Pour transporter cette énergie vers la Terre, une seule forme logique est envisagée, sans câbles. JAXA a souligné que la seule alternative est de développer une transmission par microondes. Le laser a été écarté car, jusqu’à présent, aucune façon n’a été découverte pour qu’il fonctionne de manière efficace à travers les nuages.

La revue Physorg a récemment publié que l’entreprise japonaise « Mitsubishi Heavy Industries », en tant qu’associé et collaborateur dans le projet de JAXA, a réussi à transmettre 10 kilowatts à un récepteur situé à environ 500 mètres, grâce aux microondes. Ce n’est qu’une première étape. Pour le moment, JAXA et Mitsubishi progressent dans la transmission sans fil d’énergie de haute précision et visent à obtenir un système efficace qui n’engendrera pas de pertes d’énergie lors de son transport. C’est seulement à cette condition que ce projet pourra être viable.

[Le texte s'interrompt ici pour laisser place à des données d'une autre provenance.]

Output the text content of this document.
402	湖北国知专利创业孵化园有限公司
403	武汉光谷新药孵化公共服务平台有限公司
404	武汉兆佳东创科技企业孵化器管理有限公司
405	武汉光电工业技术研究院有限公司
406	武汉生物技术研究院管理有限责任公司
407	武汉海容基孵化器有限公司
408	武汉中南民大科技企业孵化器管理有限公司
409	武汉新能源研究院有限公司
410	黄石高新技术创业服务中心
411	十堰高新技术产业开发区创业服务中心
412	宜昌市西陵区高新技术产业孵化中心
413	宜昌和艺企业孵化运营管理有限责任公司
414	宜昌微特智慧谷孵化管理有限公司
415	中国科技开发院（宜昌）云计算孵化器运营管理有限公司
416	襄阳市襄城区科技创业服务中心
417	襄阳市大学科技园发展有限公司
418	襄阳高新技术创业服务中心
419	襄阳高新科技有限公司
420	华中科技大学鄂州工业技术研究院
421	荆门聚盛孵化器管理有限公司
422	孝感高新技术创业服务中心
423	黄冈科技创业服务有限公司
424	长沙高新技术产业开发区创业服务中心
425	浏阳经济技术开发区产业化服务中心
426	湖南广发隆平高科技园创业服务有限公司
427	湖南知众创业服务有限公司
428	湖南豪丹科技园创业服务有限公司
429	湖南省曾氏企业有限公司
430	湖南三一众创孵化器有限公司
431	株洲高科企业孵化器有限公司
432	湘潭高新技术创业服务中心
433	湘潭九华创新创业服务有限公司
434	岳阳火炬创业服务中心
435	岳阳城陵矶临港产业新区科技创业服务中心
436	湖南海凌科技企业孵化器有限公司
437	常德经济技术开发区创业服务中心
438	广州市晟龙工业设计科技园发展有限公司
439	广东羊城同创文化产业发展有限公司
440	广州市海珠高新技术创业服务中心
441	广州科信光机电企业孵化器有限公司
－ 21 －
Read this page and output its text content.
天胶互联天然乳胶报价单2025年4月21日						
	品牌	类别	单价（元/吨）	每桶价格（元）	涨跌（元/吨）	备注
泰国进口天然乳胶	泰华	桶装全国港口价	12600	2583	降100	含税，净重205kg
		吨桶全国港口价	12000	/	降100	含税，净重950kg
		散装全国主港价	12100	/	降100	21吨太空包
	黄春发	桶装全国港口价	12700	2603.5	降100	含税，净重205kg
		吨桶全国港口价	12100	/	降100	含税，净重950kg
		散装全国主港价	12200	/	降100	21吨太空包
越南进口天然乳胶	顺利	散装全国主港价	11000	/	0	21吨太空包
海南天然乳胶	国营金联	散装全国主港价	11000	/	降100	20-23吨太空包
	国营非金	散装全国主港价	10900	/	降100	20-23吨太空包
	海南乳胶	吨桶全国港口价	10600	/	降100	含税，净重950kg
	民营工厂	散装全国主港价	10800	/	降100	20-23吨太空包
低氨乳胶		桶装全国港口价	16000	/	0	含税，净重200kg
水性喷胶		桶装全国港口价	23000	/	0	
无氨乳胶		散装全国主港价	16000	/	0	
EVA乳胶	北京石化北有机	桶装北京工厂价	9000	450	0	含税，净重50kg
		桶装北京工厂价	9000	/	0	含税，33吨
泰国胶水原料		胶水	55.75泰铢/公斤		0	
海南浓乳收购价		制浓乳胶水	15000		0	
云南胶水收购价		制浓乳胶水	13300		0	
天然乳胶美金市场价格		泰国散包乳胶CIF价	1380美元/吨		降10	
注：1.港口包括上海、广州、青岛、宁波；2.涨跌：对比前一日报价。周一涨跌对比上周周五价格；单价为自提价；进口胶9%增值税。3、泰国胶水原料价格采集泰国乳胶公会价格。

JAXA prévoit de tester sa technologie dans l’espace en 2018, grâce à un petit satellite qui pourrait transmettre plusieurs kilowatts. À l’horizon 2031, il est prévu de mettre en place une usine pilote, capable d’engendrer un gigawatt et qui pourrait être prête à fonctionner dans l’espace en 2040.

Les industries énergétiques pourront-elles se réinventer, face à une telle avancée ? C’est ce que font déjà les industries liées à l’aéronautique.